Review by Ian Keogh
Concrete Park is set the dystopian future of Scare City where the living is anything but easy. It’s a big place on a desert planet where Earth dumps its criminals. The meanest and hardest of them rise to the top of the pecking order, with each section of Scare City controlled by a gang, and survival depends on either staying out of their way or keeping them happy. Neither is the simple option.
Tony Puryear plots with Erika Alexander, and handles the art himself. That’s his portrait of Luna on the cover, and it’s through her being chased through town that we come to know who’s who, everyone on her route tuned into Chavez on the radio.
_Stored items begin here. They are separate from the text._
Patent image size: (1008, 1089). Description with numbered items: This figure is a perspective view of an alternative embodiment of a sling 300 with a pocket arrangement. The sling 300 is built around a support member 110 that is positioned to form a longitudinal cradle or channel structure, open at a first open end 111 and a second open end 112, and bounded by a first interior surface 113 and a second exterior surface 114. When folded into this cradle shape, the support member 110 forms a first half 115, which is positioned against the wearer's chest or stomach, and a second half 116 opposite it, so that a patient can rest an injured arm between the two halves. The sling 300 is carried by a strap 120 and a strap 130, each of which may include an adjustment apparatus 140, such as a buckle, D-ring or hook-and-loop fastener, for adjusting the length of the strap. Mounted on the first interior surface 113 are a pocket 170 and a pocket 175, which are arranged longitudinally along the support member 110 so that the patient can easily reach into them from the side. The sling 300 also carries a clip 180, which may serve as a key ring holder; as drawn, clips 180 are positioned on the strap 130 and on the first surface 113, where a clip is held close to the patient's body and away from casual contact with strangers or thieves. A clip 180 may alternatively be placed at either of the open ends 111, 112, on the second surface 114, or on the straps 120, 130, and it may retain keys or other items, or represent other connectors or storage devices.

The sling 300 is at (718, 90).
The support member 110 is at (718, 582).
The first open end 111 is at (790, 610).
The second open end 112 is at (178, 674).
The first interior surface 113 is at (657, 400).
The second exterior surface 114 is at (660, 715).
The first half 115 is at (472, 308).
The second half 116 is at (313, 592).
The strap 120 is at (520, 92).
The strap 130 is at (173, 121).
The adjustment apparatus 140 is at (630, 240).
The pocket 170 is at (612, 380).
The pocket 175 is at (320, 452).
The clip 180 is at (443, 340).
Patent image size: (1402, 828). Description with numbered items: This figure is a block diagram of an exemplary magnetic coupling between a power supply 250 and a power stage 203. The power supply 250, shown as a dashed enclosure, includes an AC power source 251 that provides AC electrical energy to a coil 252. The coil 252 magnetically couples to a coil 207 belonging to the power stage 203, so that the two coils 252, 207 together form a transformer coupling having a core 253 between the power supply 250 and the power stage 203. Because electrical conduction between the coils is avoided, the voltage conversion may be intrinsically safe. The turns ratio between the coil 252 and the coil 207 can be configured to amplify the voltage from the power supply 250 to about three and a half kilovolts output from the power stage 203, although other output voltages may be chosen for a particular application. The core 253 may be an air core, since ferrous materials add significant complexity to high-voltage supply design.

The amount of background Puryear and Alexander created to bolster Luna’s environment is apparent from the eight pages of supplemental material detailing the various gangs and the phrases used, although the writing is good enough that the meaning of most is clear in context even if the word is new. They’re also considerate enough to provide a map of Scare City on the endpapers. For all that background, You Send Me is very much a visceral thrill, the sideshows feeding Luna’s flight as more characters are introduced, some of them aliens.
There’s something of street art to Puryear’s drawing, which concentrates more on individual images than formal storytelling, giving the impression of jumping film frames, but it’s very effective and his speciality is defining personalities. Ten people have primary or secondary roles, and a couple of dozen more are background characters or with small roles, and Puryear ensures each can be distinguished, a talent beyond many long established artists, never mind a relative newcomer, so that’s notable. He’s also great with the props, lovingly drawn buggies and the like, but having the viewpoint close in on the faces for so much of the book means the locations suffer.
As You Send Me ends, enough has been done to ensure we’re intrigued and want to know more about Scare City, Luna and how Isaac Lee’s arrival is going to change things. That’s all good.
Further influences are hinted at via the importance of radio and the two Concrete Park volumes being titled You Send Me and R-E-S-P-E-C-T, with a fuller soundtrack available at concretepark.com.